Ryan Jay

Ryan has been in remission from Acute Lymphoblastic Leukaemia for the past four years, and finished his maintenance treatment one year ago.

It was just after Christmas in 2010 when Ryan, then aged 23 and a student at Sheffield University, started to notice symptoms. He was working a winter job in a bookshop back home in London, but was finding just walking the shop floor exhausting, despite sleeping well, and had noticed angry rashes appearing in random places across his body.

After a month of experiencing extreme tiredness and rashes, along with an increasingly gaunt complexion and eventually, heart palpitations, Ryan went to visit his GP. However, having a runny nose (which doctors later realised was as a result of his depleted immune system) he was told he simply had a cold.

Putting it down to either stress or flu, Ryan returned to Sheffield, but soon realised something was wrong when he found himself struggling to even make it up his driveway.

With his symptoms worsening, Ryan visited four different walk-in centres in a day, only to be told the same thing each time, that he had a cold. Unsatisfied with the response, he resolutely walked back into one walk-in centre and showed a different doctor his rashes. This time he was immediately booked in for a blood test at Royal Hallamshire Hospital, with the GP paying for his cab to get there. It was only then that he was finally diagnosed with Acute Lymphoblastic Leukaemia.

For the five weeks that followed, Ryan lived in a haematology ward, regularly being pumped with intense chemotherapy and steroid treatment. It was during this time that he was given his prognosis; he had a good chance of remission, but it was going to be a long, arduous treatment plan. The treatment plan was, in fact, three and a half years, with the first nine months involving intense, weekly doses of chemotherapy.
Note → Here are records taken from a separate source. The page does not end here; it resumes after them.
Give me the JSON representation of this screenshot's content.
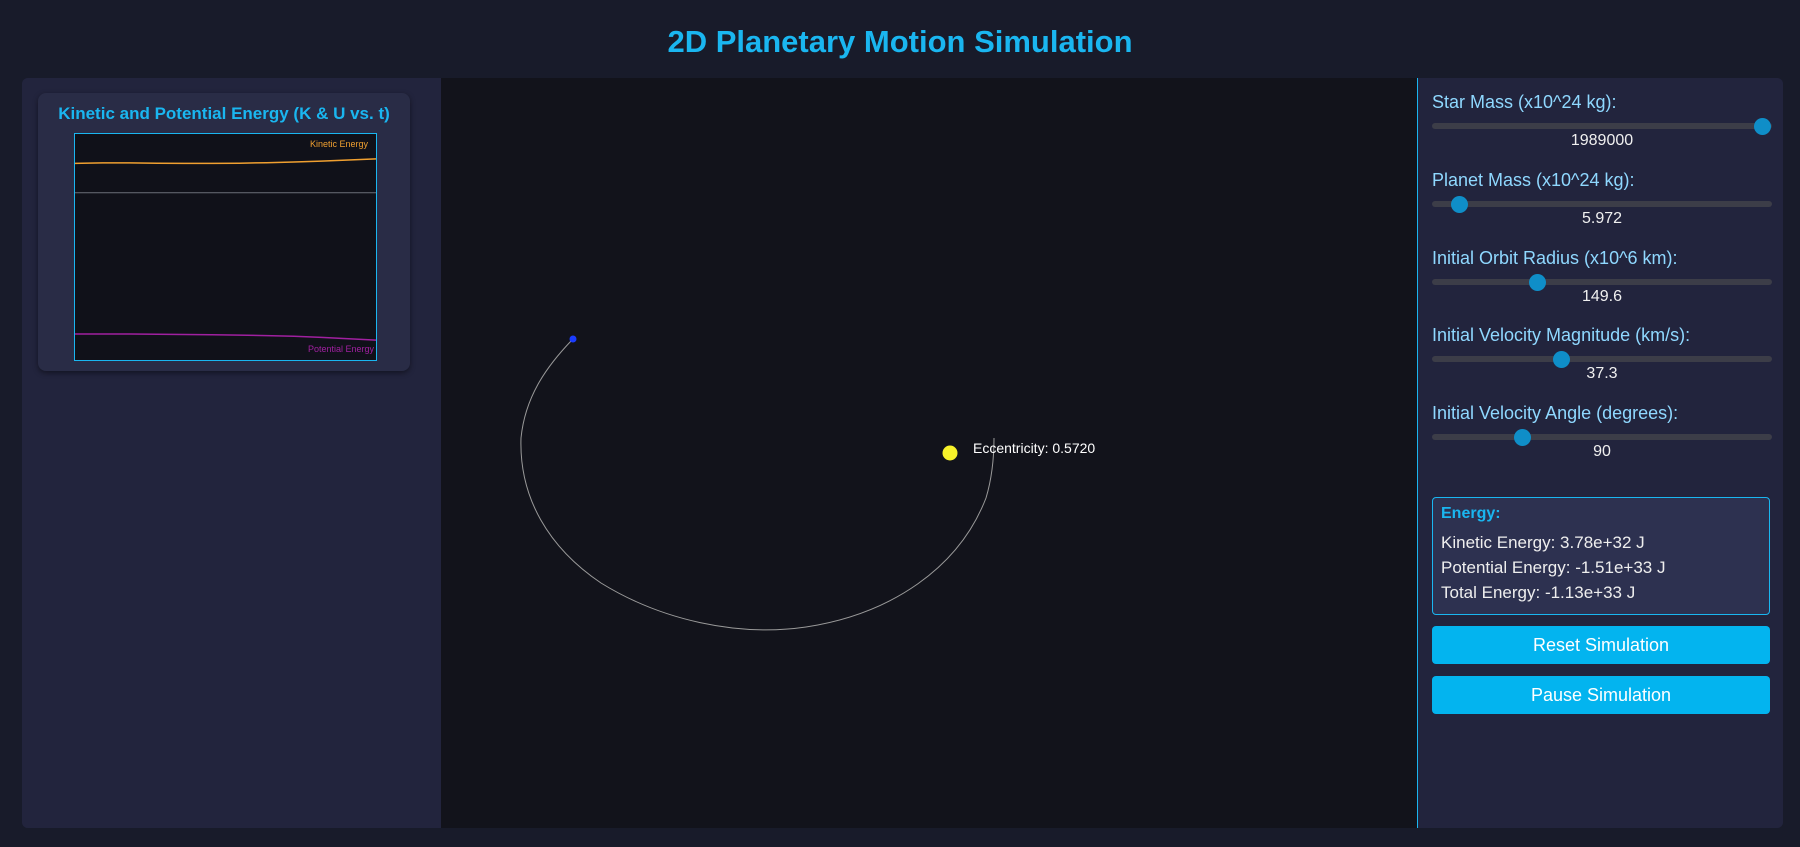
{
  "page": {
    "title": "2D Planetary Motion Simulation"
  },
  "colors": {
    "accent": "#1ab6f0",
    "kinetic": "#f0a030",
    "potential": "#a020a0",
    "star": "#f7f22a",
    "planet": "#1a3cff",
    "orbit": "#9a9a9a",
    "button": "#03b4ef"
  },
  "energy_chart": {
    "title": "Kinetic and Potential Energy (K & U vs. t)",
    "kinetic_label": "Kinetic Energy",
    "potential_label": "Potential Energy"
  },
  "chart_data": {
    "type": "line",
    "title": "Kinetic and Potential Energy (K & U vs. t)",
    "xlabel": "",
    "ylabel": "",
    "series": [
      {
        "name": "Kinetic Energy",
        "color": "#f0a030",
        "values": [
          0.87,
          0.872,
          0.872,
          0.871,
          0.87,
          0.87,
          0.871,
          0.873,
          0.876,
          0.88,
          0.885,
          0.89
        ]
      },
      {
        "name": "Potential Energy",
        "color": "#a020a0",
        "values": [
          0.115,
          0.115,
          0.115,
          0.114,
          0.113,
          0.112,
          0.11,
          0.108,
          0.105,
          0.1,
          0.094,
          0.088
        ]
      }
    ],
    "reference_line": 0.74,
    "ylim": [
      0,
      1
    ]
  },
  "simulation": {
    "eccentricity_label": "Eccentricity: 0.5720"
  },
  "controls": [
    {
      "label": "Star Mass (x10^24 kg):",
      "value": "1989000",
      "fraction": 0.97
    },
    {
      "label": "Planet Mass (x10^24 kg):",
      "value": "5.972",
      "fraction": 0.08
    },
    {
      "label": "Initial Orbit Radius (x10^6 km):",
      "value": "149.6",
      "fraction": 0.31
    },
    {
      "label": "Initial Velocity Magnitude (km/s):",
      "value": "37.3",
      "fraction": 0.38
    },
    {
      "label": "Initial Velocity Angle (degrees):",
      "value": "90",
      "fraction": 0.265
    }
  ],
  "energy_info": {
    "title": "Energy:",
    "kinetic": "Kinetic Energy: 3.78e+32 J",
    "potential": "Potential Energy: -1.51e+33 J",
    "total": "Total Energy: -1.13e+33 J"
  },
  "buttons": {
    "reset": "Reset Simulation",
    "pause": "Pause Simulation"
  }
}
In mid-February of 2011, he was discharged from hospital. He remained in Sheffield for a further four weeks, receiving intense chemotherapy medication, before relocating back home with his family and being admitted to Churchill Hospital, Oxford.

Over the next three years, as a result of his treatment, Ryan lost most of his hair, missed his graduation and missed out on travelling. But he remained determined to beat the disease and overcome the physical difficulties he faced as a result of his medication.

Ryan underwent his final treatment in September last year and, aside from a few bouts of pneumonia, his health has remained relatively stable. Unfortunately, the intense steroid treatment he has received has reduced the blood supply to both of his hips, resulting in Avascular Necrosis, or bone death. This has left Ryan permanently disabled, with a worsening left hip which will, one day, need to be replaced.

Ryan’s biggest challenge, however, has been coping mentally; being able to admit he was experiencing mental health issues as he tried to understand his situation.

Now, more than four years on since his diagnosis and one year on from completing his final treatment, Ryan is still in remission. Ryan is now wholly supportive of any activity that helps to raise awareness of blood cancers so that in future, symptoms will be recognised much quicker and diagnoses given much sooner.